Zac Goldsmith: Headline and image in MoS article a ‘mistake’
Zac Goldsmith today said it was a mistake for the Mail on Sunday to illustrate an article he wrote for the paper with an image of the bus blown up on 7/7.
The Tory candidate for City Hall received widespread criticism for the piece, which was titled: "On Thursday, are we really going to hand the world's greatest city to a Labour party that thinks terrorists is its friends?".
The article repeats his accusation that his Labour rival for mayor of London, Sadiq Khan, has given succour to Islamist extremists.
It was accompanied by an image of the London bus blown up in Tavistock Square in the 2005 attacks.
Mr Goldsmith, who had no editorial input into the images and headlines that accompanied the opinion piece, conceded the Mail on Sunday had made an error in judgement.
It came after Kingston mosque in his constituency hit out at Mr Goldsmith’s “troubling campaign” and its accusations against his Labour counterpart.
Speaking to LBC, Mr Goldsmith said: “It’s a mosque I’m very close to and I spoke to members of the mosque yesterday and they’ve made it very clear that they’re reacting to the image used in the Mail on Sunday article, which they believe crossed a line.
“As I said to you earlier in this programme, as a writer you don’t choose the picture, you don’t choose the headline.”
He added: “I think it was a mistake, of course it’s not something I would have done…
“But read the article, the article I stand by every single word of it and I would repeat it again.”
Mr Goldsmith has come under fire for his campaign tactics and personal attacks on Mr Khan.
Labour MP Chuka Umunna accused the Tory candidate of succumbing to “dog whistle racism”, while party leader Jeremy Corbyn added his voice to the criticism.
“I am surprised and disappointed. Zac Goldsmith is somebody I always assumed was a sort of liberal Tory, good on the environment and everything,” Mr Corbyn said.
“He’s run a depressingly negative, nasty campaign, personally vilifying Sadiq Khan. It’s no way to conduct politics. He is diminished in my view.”
But Mr Goldsmith insisted it is perfectly legitimate to question Mr Khan’s judgement after the former human rights lawyer shared platforms with alleged extremists.

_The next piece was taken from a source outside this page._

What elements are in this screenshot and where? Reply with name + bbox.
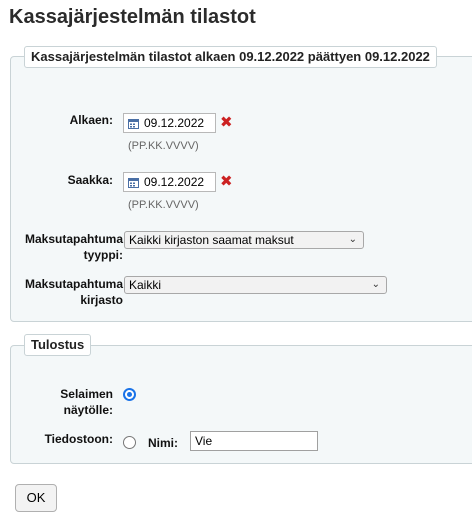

Addressing Mr Umunna’s claim of racism, Mr Goldsmith said: “He is completely wrong. This is an attempt by Labour to close down legitimate questions.
“I think his question should be directed at his own candidate, why does he believe it’s okay to give platforms and oxygen and legitimacy to people who are on the wrong side of the debate. Those questions have not been answered and they should be.”
Londoners will elect their next mayor on Thursday this week.